Anyway, what struck me most about the Kennel Club's annual bone-feast was how international it has become over a couple of decades. This year's reserve Best in Show was a Newfoundland from Slovakia, with a Pomeranian from Sweden and an Old English sheepdog from Hungary in the final line-up. Candidates for Best in Group came from all over, including the US, Russia, Hungary and Italy. It just shows what can happen when easier travel coincides with a liberalisation of the UK's quarantine regulations and the end of the Cold War. Globalisation is for dogs, too.

Back to a very local issue, though. The reason for the Staffies campaign, being run by Battersea Dogs & Cats Home and promoted at Crufts, is that Staffordshire terriers or cross-breeds accounted for more than one in three of all dogs that ended up at Battersea last year. This is also – something that may not be unconnected – the breed (or, more likely, cross) you will most frequently encounter on the meaner city streets, snarling at you from the end of a short lead or cowering for fear of a beating.

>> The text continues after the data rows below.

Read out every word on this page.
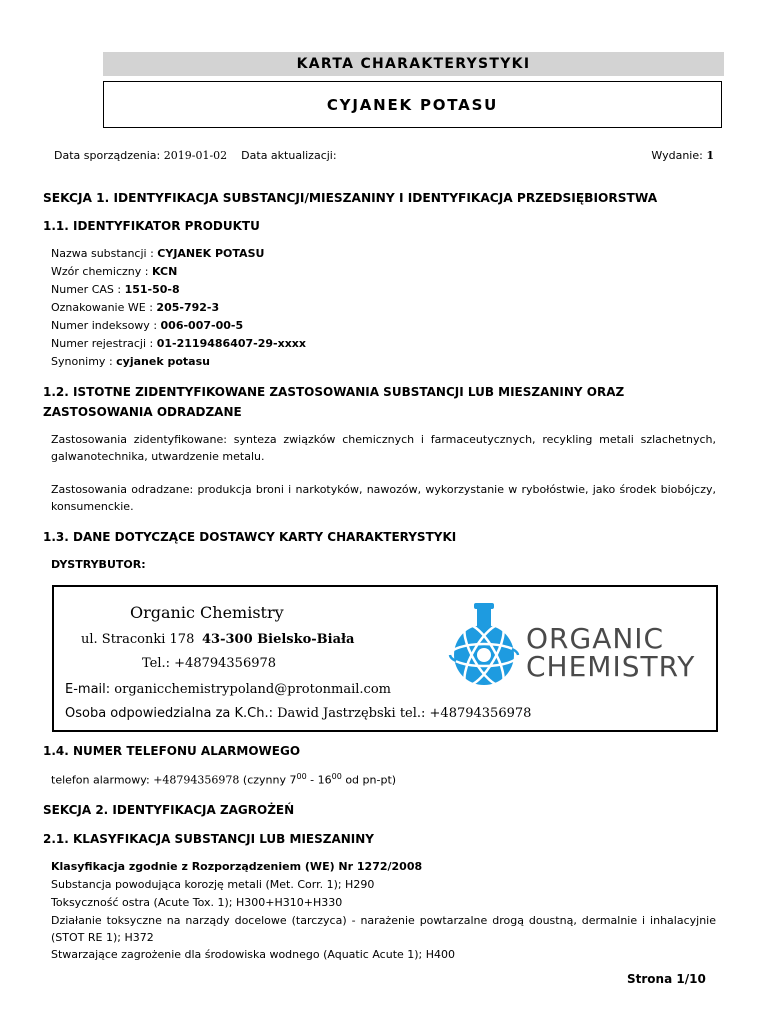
KARTA CHARAKTERYSTYKI
CYJANEK POTASU
Data sporządzenia: 2019-01-02 Data aktualizacji:	Wydanie: 1
SEKCJA 1. IDENTYFIKACJA SUBSTANCJI/MIESZANINY I IDENTYFIKACJA PRZEDSIĘBIORSTWA
1.1. IDENTYFIKATOR PRODUKTU
Nazwa substancji : CYJANEK POTASU
Wzór chemiczny : KCN
Numer CAS : 151-50-8
Oznakowanie WE : 205-792-3
Numer indeksowy : 006-007-00-5
Numer rejestracji : 01-2119486407-29-xxxx
Synonimy : cyjanek potasu
1.2. ISTOTNE ZIDENTYFIKOWANE ZASTOSOWANIA SUBSTANCJI LUB MIESZANINY ORAZ
ZASTOSOWANIA ODRADZANE
Zastosowania zidentyfikowane: synteza związków chemicznych i farmaceutycznych, recykling metali szlachetnych, galwanotechnika, utwardzenie metalu.
Zastosowania odradzane: produkcja broni i narkotyków, nawozów, wykorzystanie w rybołóstwie, jako środek biobójczy, konsumenckie.
1.3. DANE DOTYCZĄCE DOSTAWCY KARTY CHARAKTERYSTYKI
DYSTRYBUTOR:
Organic Chemistry
ul. Straconki 178 43-300 Bielsko-Biała
Tel.: +48794356978
E-mail: organicchemistrypoland@protonmail.com
Osoba odpowiedzialna za K.Ch.: Dawid Jastrzębski tel.: +48794356978
ORGANIC
CHEMISTRY
1.4. NUMER TELEFONU ALARMOWEGO
telefon alarmowy: +48794356978 (czynny $7^{00} - 16^{00}$ od pn-pt)
SEKCJA 2. IDENTYFIKACJA ZAGROŻEŃ
2.1. KLASYFIKACJA SUBSTANCJI LUB MIESZANINY
Klasyfikacja zgodnie z Rozporządzeniem (WE) Nr 1272/2008
Substancja powodująca korozję metali (Met. Corr. 1); H290
Toksyczność ostra (Acute Tox. 1); H300+H310+H330
Działanie toksyczne na narządy docelowe (tarczyca) - narażenie powtarzalne drogą doustną, dermalnie i inhalacyjnie (STOT RE 1); H372
Stwarzające zagrożenie dla środowiska wodnego (Aquatic Acute 1); H400
Strona 1/10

It seems to me that these so-called "weapon dogs" used to be bigger, but perhaps feeding and exercise, along with controllability, became a problem, along with the outlawing of pit-bulls. So nice-sized, legal and eminently trainable Staffies filled the gap. One result has been an exponential rise in the number being bred, leading directly to the scandalous number now being abandoned. But the difficulty in finding them new homes is not just how many there are, but their reputation. A Staffy may, as the Battersea Dogs Home advert says, be a "great family pet", a natural "nanny" dog, "loving, loyal and reliable", but its advocates, in protesting so much, accept that this is a dog with a very bad name.

The rehabilitation campaign was first launched in November. But it's been revived because March is the peak month for dogs to be abandoned, as – so one theory goes – new owners tire of their Christmas presents. There were Staffies aplenty at Crufts, their devoted owners showing the breed at its best. But I suspect the only way to stop the slaughter – there comes a time when putting an unwanted dog to sleep is the only answer – is for legitimate breeders to diversify into something furrier and friendlier, and wait for the wrong sort of Staffy fashion to fade.

A master in tune with his keyboard

Roger, they said, would sort me out. We finally fixed on a day and a time for him to come – not easy, as this is a man who knows something about work-life balance and doesn't travel in the rush hour. His task was to tune, and teach me to tune, my clavichord – a uniquely quiet keyboard instrument that you can safely play in a flat without annoying or advertising your incompetence to your neighbours.

On the first, he was completely successful. On the second, only marginally so. I quailed at the risk of slipping the little felt pads under the wrong string, turning the tuning handle too heavily (to snapping point), and not identifying when the correct pitch had been reached. Mostly, though, he failed because I was content to watch.

It's a pleasure to see someone doing something quite different from what you do all day, and doing it with such satisfaction and accomplishment. With my clavichord came a new wooden-handled tuner; Roger's was worn down so it fitted his hand. In a way, that said all anyone needed to know.